Thread: Multi-threading and file access assignment (test on Dual-Core)

  1. #1
    Hurry Slowly vart's Avatar
    Join Date
    Oct 2006
    Location
    Rishon LeZion, Israel
    Posts
    6,788

    Multi-threading and file access assignment (test on Dual-Core)

    Here is the story (skip it if you are not interested skip directly to the Problem). I have an assignment to do on Dual core. Take some code that counts words in a file and write it using multi-threading and semaphores. I looked at the code - it is horrible, really horrible... I thought if they want me to use semaphores - why not to give me some sample that really requires use of it? So I change the code a little bit... And a little bit more and come with this version that does the task - calculates the number of words in the file, but does not require semaphores.
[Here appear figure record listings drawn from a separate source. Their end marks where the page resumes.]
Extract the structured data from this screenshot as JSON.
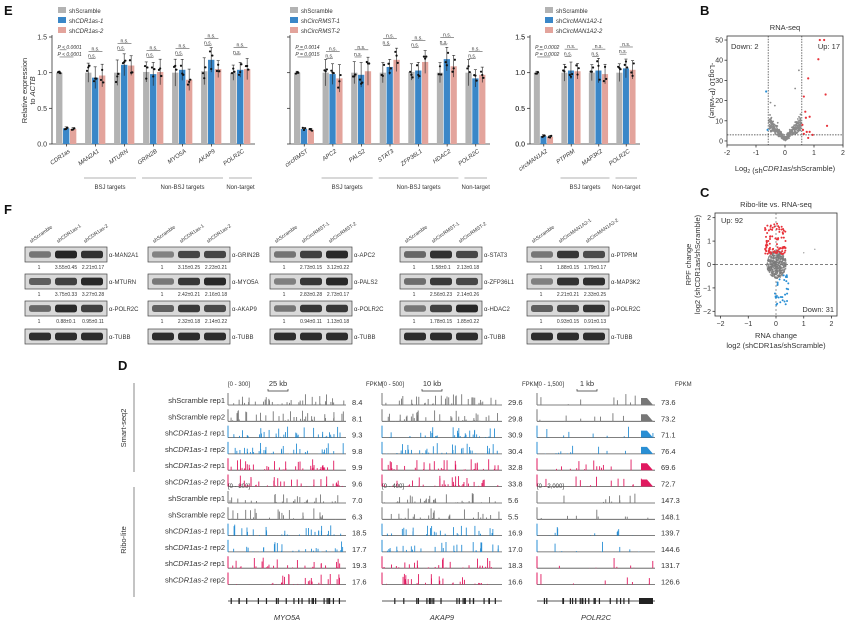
{
  "panels": {
    "E": "E",
    "B": "B",
    "C": "C",
    "F": "F",
    "D": "D"
  },
  "colors": {
    "scramble": "#b3b3b3",
    "kd1": "#3a87c8",
    "kd2": "#e3a49c",
    "up": "#e8323a",
    "down": "#2a8fd4",
    "ns": "#8a8a8a",
    "seq_kd1": "#2a8fd4",
    "seq_kd2": "#e0195f"
  },
  "chart_data": [
    {
      "id": "E1",
      "type": "bar",
      "ylabel": "Relative expression to ACTB",
      "ylabel_lines": [
        "Relative expression",
        "to ACTB"
      ],
      "ylim": [
        0,
        1.5
      ],
      "yticks": [
        "0.0",
        "0.5",
        "1.0",
        "1.5"
      ],
      "legend": [
        "shScramble",
        "shCDR1as-1",
        "shCDR1as-2"
      ],
      "categories": [
        "CDR1as",
        "MAN2A1",
        "MTURN",
        "GRIN2B",
        "MYO5A",
        "AKAP9",
        "POLR2C"
      ],
      "series": [
        {
          "name": "shScramble",
          "values": [
            1.0,
            1.0,
            1.0,
            1.01,
            1.0,
            1.02,
            1.0
          ]
        },
        {
          "name": "shCDR1as-1",
          "values": [
            0.22,
            0.93,
            1.11,
            0.98,
            1.04,
            1.18,
            1.04
          ]
        },
        {
          "name": "shCDR1as-2",
          "values": [
            0.21,
            0.96,
            1.1,
            1.01,
            0.9,
            1.05,
            1.05
          ]
        }
      ],
      "annotations": [
        "P < 0.0001",
        "P < 0.0001",
        "n.s."
      ],
      "groups": [
        {
          "label": "BSJ targets",
          "from": 1,
          "to": 2
        },
        {
          "label": "Non-BSJ targets",
          "from": 3,
          "to": 5
        },
        {
          "label": "Non-target",
          "from": 6,
          "to": 6
        }
      ]
    },
    {
      "id": "E2",
      "type": "bar",
      "ylim": [
        0,
        1.5
      ],
      "legend": [
        "shScramble",
        "shCircRMST-1",
        "shCircRMST-2"
      ],
      "categories": [
        "circRMST",
        "APC2",
        "PALS2",
        "STAT3",
        "ZFP36L1",
        "HDAC2",
        "POLR2C"
      ],
      "series": [
        {
          "name": "shScramble",
          "values": [
            1.0,
            1.0,
            1.0,
            1.0,
            1.01,
            1.0,
            1.0
          ]
        },
        {
          "name": "shCircRMST-1",
          "values": [
            0.21,
            0.98,
            0.97,
            1.08,
            1.03,
            1.19,
            0.92
          ]
        },
        {
          "name": "shCircRMST-2",
          "values": [
            0.2,
            0.92,
            1.02,
            1.18,
            1.15,
            1.09,
            0.97
          ]
        }
      ],
      "annotations": [
        "P = 0.0014",
        "P = 0.0015",
        "n.s."
      ],
      "groups": [
        {
          "label": "BSJ targets",
          "from": 1,
          "to": 2
        },
        {
          "label": "Non-BSJ targets",
          "from": 3,
          "to": 5
        },
        {
          "label": "Non-target",
          "from": 6,
          "to": 6
        }
      ]
    },
    {
      "id": "E3",
      "type": "bar",
      "ylim": [
        0,
        1.5
      ],
      "yticks": [
        "0.0",
        "0.5",
        "1.0",
        "1.5"
      ],
      "legend": [
        "shScramble",
        "shCircMAN1A2-1",
        "shCircMAN1A2-2"
      ],
      "categories": [
        "circMAN1A2",
        "PTPRM",
        "MAP3K2",
        "POLR2C"
      ],
      "series": [
        {
          "name": "shScramble",
          "values": [
            1.0,
            1.0,
            1.0,
            1.0
          ]
        },
        {
          "name": "shCircMAN1A2-1",
          "values": [
            0.11,
            1.03,
            1.03,
            1.06
          ]
        },
        {
          "name": "shCircMAN1A2-2",
          "values": [
            0.1,
            1.02,
            0.98,
            1.04
          ]
        }
      ],
      "annotations": [
        "P = 0.0002",
        "P = 0.0002",
        "n.s."
      ],
      "groups": [
        {
          "label": "BSJ targets",
          "from": 1,
          "to": 2
        },
        {
          "label": "Non-target",
          "from": 3,
          "to": 3
        }
      ]
    },
    {
      "id": "B",
      "type": "scatter",
      "title": "RNA-seq",
      "xlabel": "Log2 (shCDR1as/shScramble)",
      "ylabel": "-Log10 (P-value)",
      "xlim": [
        -2,
        2
      ],
      "ylim": [
        -2,
        52
      ],
      "xticks": [
        "-2",
        "-1",
        "0",
        "1",
        "2"
      ],
      "yticks": [
        "0",
        "10",
        "20",
        "30",
        "40",
        "50"
      ],
      "thresholds": {
        "x": [
          -0.58,
          0.58
        ],
        "y": 3
      },
      "labels": {
        "down": "Down: 2",
        "up": "Up: 17"
      },
      "up_points": [
        [
          1.2,
          50
        ],
        [
          1.35,
          50
        ],
        [
          1.15,
          40.5
        ],
        [
          0.8,
          31
        ],
        [
          1.4,
          23
        ],
        [
          0.65,
          22
        ],
        [
          0.7,
          14.5
        ],
        [
          0.85,
          12
        ],
        [
          0.72,
          11.5
        ],
        [
          1.45,
          7.5
        ],
        [
          0.6,
          8
        ],
        [
          0.62,
          5.5
        ],
        [
          0.75,
          4.5
        ],
        [
          0.85,
          4.5
        ],
        [
          0.65,
          3.5
        ],
        [
          0.8,
          1.5
        ],
        [
          0.95,
          3
        ]
      ],
      "down_points": [
        [
          -0.65,
          24.5
        ],
        [
          -0.6,
          5.5
        ]
      ]
    },
    {
      "id": "C",
      "type": "scatter",
      "title": "Ribo-lite vs. RNA-seq",
      "xlabel": "RNA change log2 (shCDR1as/shScramble)",
      "xlabel_lines": [
        "RNA change",
        "log2 (shCDR1as/shScramble)"
      ],
      "ylabel": "RPF change log2 (shCDR1as/shScramble)",
      "ylabel_lines": [
        "RPF change",
        "log2 (shCDR1as/shScramble)"
      ],
      "xlim": [
        -2.2,
        2.2
      ],
      "ylim": [
        -2.2,
        2.2
      ],
      "xticks": [
        "−2",
        "−1",
        "0",
        "1",
        "2"
      ],
      "yticks": [
        "−2",
        "−1",
        "0",
        "1",
        "2"
      ],
      "labels": {
        "up": "Up: 92",
        "down": "Down: 31"
      }
    }
  ],
  "western": {
    "blocks": [
      {
        "lanes": [
          "shScramble",
          "shCDR1as-1",
          "shCDR1as-2"
        ],
        "rows": [
          {
            "antibody": "α-MAN2A1",
            "quant": [
              "1",
              "3.55±0.45",
              "2.21±0.17"
            ]
          },
          {
            "antibody": "α-MTURN",
            "quant": [
              "1",
              "3.75±0.33",
              "3.27±0.28"
            ]
          },
          {
            "antibody": "α-POLR2C",
            "quant": [
              "1",
              "0.88±0.1",
              "0.95±0.11"
            ]
          },
          {
            "antibody": "α-TUBB",
            "quant": []
          }
        ]
      },
      {
        "lanes": [
          "shScramble",
          "shCDR1as-1",
          "shCDR1as-2"
        ],
        "rows": [
          {
            "antibody": "α-GRIN2B",
            "quant": [
              "1",
              "3.15±0.25",
              "2.23±0.21"
            ]
          },
          {
            "antibody": "α-MYO5A",
            "quant": [
              "1",
              "2.42±0.21",
              "2.16±0.18"
            ]
          },
          {
            "antibody": "α-AKAP9",
            "quant": [
              "1",
              "2.32±0.18",
              "2.14±0.22"
            ]
          },
          {
            "antibody": "α-TUBB",
            "quant": []
          }
        ]
      },
      {
        "lanes": [
          "shScramble",
          "shCircRMST-1",
          "shCircRMST-2"
        ],
        "rows": [
          {
            "antibody": "α-APC2",
            "quant": [
              "1",
              "2.73±0.15",
              "3.12±0.22"
            ]
          },
          {
            "antibody": "α-PALS2",
            "quant": [
              "1",
              "2.83±0.28",
              "2.73±0.17"
            ]
          },
          {
            "antibody": "α-POLR2C",
            "quant": [
              "1",
              "0.94±0.11",
              "1.13±0.18"
            ]
          },
          {
            "antibody": "α-TUBB",
            "quant": []
          }
        ]
      },
      {
        "lanes": [
          "shScramble",
          "shCircRMST-1",
          "shCircRMST-2"
        ],
        "rows": [
          {
            "antibody": "α-STAT3",
            "quant": [
              "1",
              "1.58±0.1",
              "2.13±0.18"
            ]
          },
          {
            "antibody": "α-ZFP36L1",
            "quant": [
              "1",
              "2.56±0.23",
              "2.14±0.26"
            ]
          },
          {
            "antibody": "α-HDAC2",
            "quant": [
              "1",
              "1.78±0.15",
              "1.85±0.22"
            ]
          },
          {
            "antibody": "α-TUBB",
            "quant": []
          }
        ]
      },
      {
        "lanes": [
          "shScramble",
          "shCircMAN1A2-1",
          "shCircMAN1A2-2"
        ],
        "rows": [
          {
            "antibody": "α-PTPRM",
            "quant": [
              "1",
              "1.88±0.15",
              "1.79±0.17"
            ]
          },
          {
            "antibody": "α-MAP3K2",
            "quant": [
              "1",
              "2.21±0.21",
              "2.33±0.25"
            ]
          },
          {
            "antibody": "α-POLR2C",
            "quant": [
              "1",
              "0.93±0.15",
              "0.91±0.13"
            ]
          },
          {
            "antibody": "α-TUBB",
            "quant": []
          }
        ]
      }
    ]
  },
  "tracks": {
    "sections": [
      {
        "name": "Smart-seq2"
      },
      {
        "name": "Ribo-lite"
      }
    ],
    "sample_labels": [
      {
        "pre": "sh",
        "it": "",
        "plain": "Scramble rep1",
        "full": "shScramble rep1"
      },
      {
        "pre": "sh",
        "it": "",
        "plain": "Scramble rep2",
        "full": "shScramble rep2"
      },
      {
        "pre": "sh",
        "it": "CDR1as-1",
        "plain": " rep1",
        "full": "shCDR1as-1 rep1"
      },
      {
        "pre": "sh",
        "it": "CDR1as-1",
        "plain": " rep2",
        "full": "shCDR1as-1 rep2"
      },
      {
        "pre": "sh",
        "it": "CDR1as-2",
        "plain": " rep1",
        "full": "shCDR1as-2 rep1"
      },
      {
        "pre": "sh",
        "it": "CDR1as-2",
        "plain": " rep2",
        "full": "shCDR1as-2 rep2"
      }
    ],
    "genes": [
      {
        "name": "MYO5A",
        "scale_bar": "25 kb",
        "smart_range": "[0 - 300]",
        "ribo_range": "[0 - 300]",
        "smart_fpkm": [
          "8.4",
          "8.1",
          "9.3",
          "9.8",
          "9.9",
          "9.6"
        ],
        "ribo_fpkm": [
          "7.0",
          "6.3",
          "18.5",
          "17.7",
          "19.3",
          "17.6"
        ]
      },
      {
        "name": "AKAP9",
        "scale_bar": "10 kb",
        "smart_range": "[0 - 500]",
        "ribo_range": "[0 - 400]",
        "smart_fpkm": [
          "29.6",
          "29.8",
          "30.9",
          "30.4",
          "32.8",
          "33.8"
        ],
        "ribo_fpkm": [
          "5.6",
          "5.5",
          "16.9",
          "17.0",
          "18.3",
          "16.6"
        ]
      },
      {
        "name": "POLR2C",
        "scale_bar": "1 kb",
        "smart_range": "[0 - 1,500]",
        "ribo_range": "[0 - 2,000]",
        "smart_fpkm": [
          "73.6",
          "73.2",
          "71.1",
          "76.4",
          "69.6",
          "72.7"
        ],
        "ribo_fpkm": [
          "147.3",
          "148.1",
          "139.7",
          "144.6",
          "131.7",
          "126.6"
        ]
      }
    ],
    "fpkm_label": "FPKM"
  }
}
    Description of the program: Program can be run without parameters (it uses one thread for calculations) or with 1 param from 0 to 9 that determines number of threads to use (0 stands for 10 threads). The only locking is used - are inside function fgets, no additional locks are required in my code... Program calculates number of words in the file "InFile1.txt" (sample file is attached, filename is hardcoded, to use other file its name should be changed to that and it should be put in the folder together with exe)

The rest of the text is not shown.